Advice on reusing a standard set of reference samples in multiple CNV analyses
It is recommended that all samples processed in VarSome Clinical CNV analyses have been sequenced by the same instrument, experimental methodology, in the same batch. However, for practical and cost-related reasons, it may not be possible to repeatedly sequence control samples in every batch, or each time one or more test samples require sequencing. In that case, it is possible to re-use a set of control samples that were sequenced previously.
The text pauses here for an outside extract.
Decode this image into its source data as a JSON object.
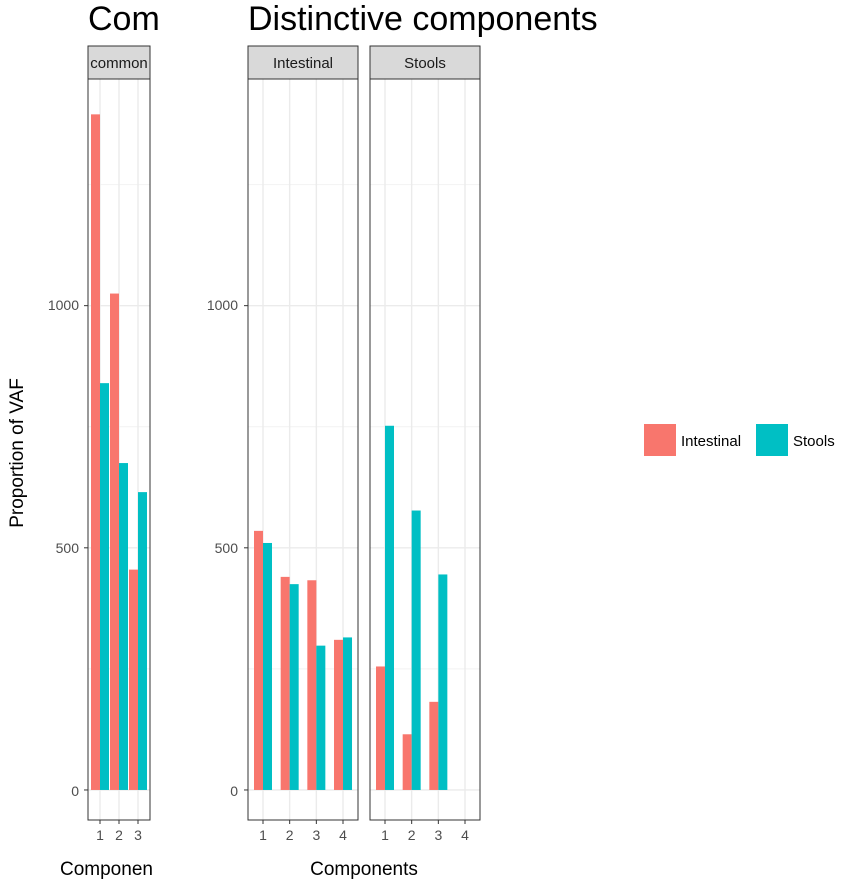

The resulting CNV calls are likely to be less accurate.
In-house benchmarking studies have attempted to quantify this loss in performance using a dataset of 96 samples (66 samples with CNV calls, 30 control). Comparison of a complete CNV run to multiple runs using a fixed limited set of 10 control samples as a pool to select references, showed a single digit drop in sensitivity and a small number of changes in CNV limits/breakpoints.
It is important to always check which samples have been selected as reference in the analysis QC report, and their count, available from Analysis Actions Menu. This is because samples of the reference set should not contain the same CNV as the queried test sample, otherwise such CNV will not be called. Ideally, there should be 5-10 reference samples of high correlation (>0.97 for panels, >0.98 for exomes) for each test sample analyzed. For further detail in assessing CNV run and call quality, users may consult CNV Quality Control: tools and guidelines.